Eski Fas Devlet Bakanı Cezayir’in Polisario Cephesi’ni desteklemekle suçladı

Eski Fas Devlet Bakanı Yazigi: Cezayir'in Tindouf'da attığı adımlar bölgede istikrara hizmet etmiyor

Fas-Cezayir sınırı (Reuters - arşiv)
Fas-Cezayir sınırı (Reuters - arşiv)
TT

Eski Fas Devlet Bakanı Cezayir’in Polisario Cephesi’ni desteklemekle suçladı

Fas-Cezayir sınırı (Reuters - arşiv)
Fas-Cezayir sınırı (Reuters - arşiv)

Eski Fas Devlet Bakanı ve Halk Gücü Sosyalist Birliği Partisi’nin eski Genel Sekreteri Muhammed el-Yazigi, Cezayir hükümetinin yeni politikasının “bölgeyi tehdit eden tehlikeli bir yönde ilerlediği” konusunda uyarıda bulundu.
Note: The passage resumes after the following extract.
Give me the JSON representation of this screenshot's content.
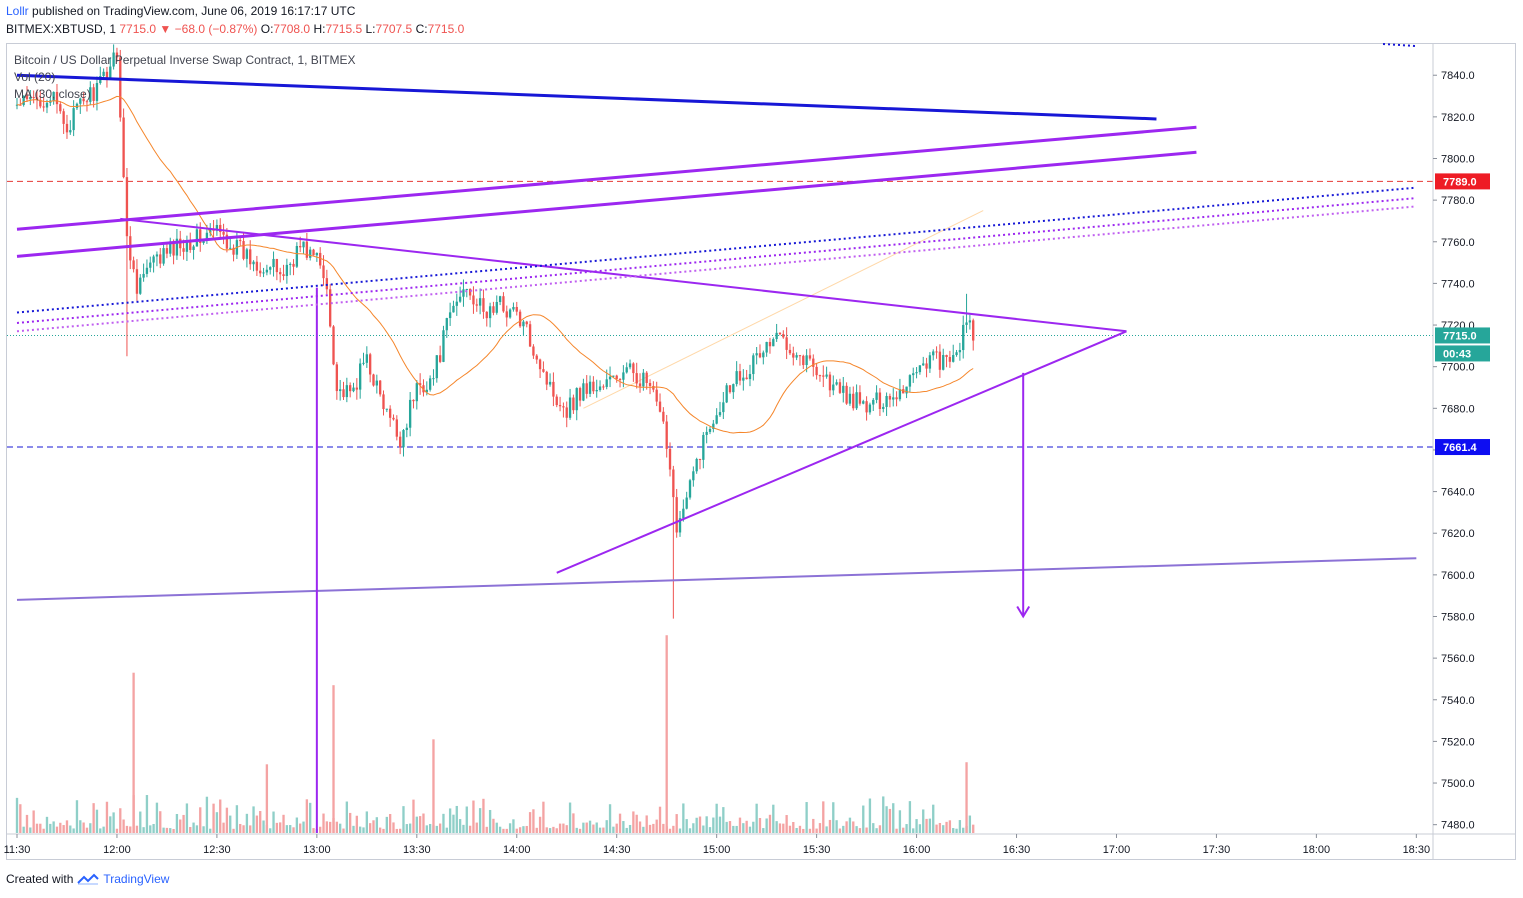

Cezayir makamlarının Tindouf kentindeki yetkilerini ayrılıkçı Polisario Cephesi lehine bırakma kararı aldığına dikkat çeken el-Yazigi, “Kararın Tindouf kamplarını Fas'a saldırmak ve tüm bölgede bir savaşı tetiklemek için zemin olarak kullanabilecek olan Polisario Cephesi’nin işine yaradığını” belirtti.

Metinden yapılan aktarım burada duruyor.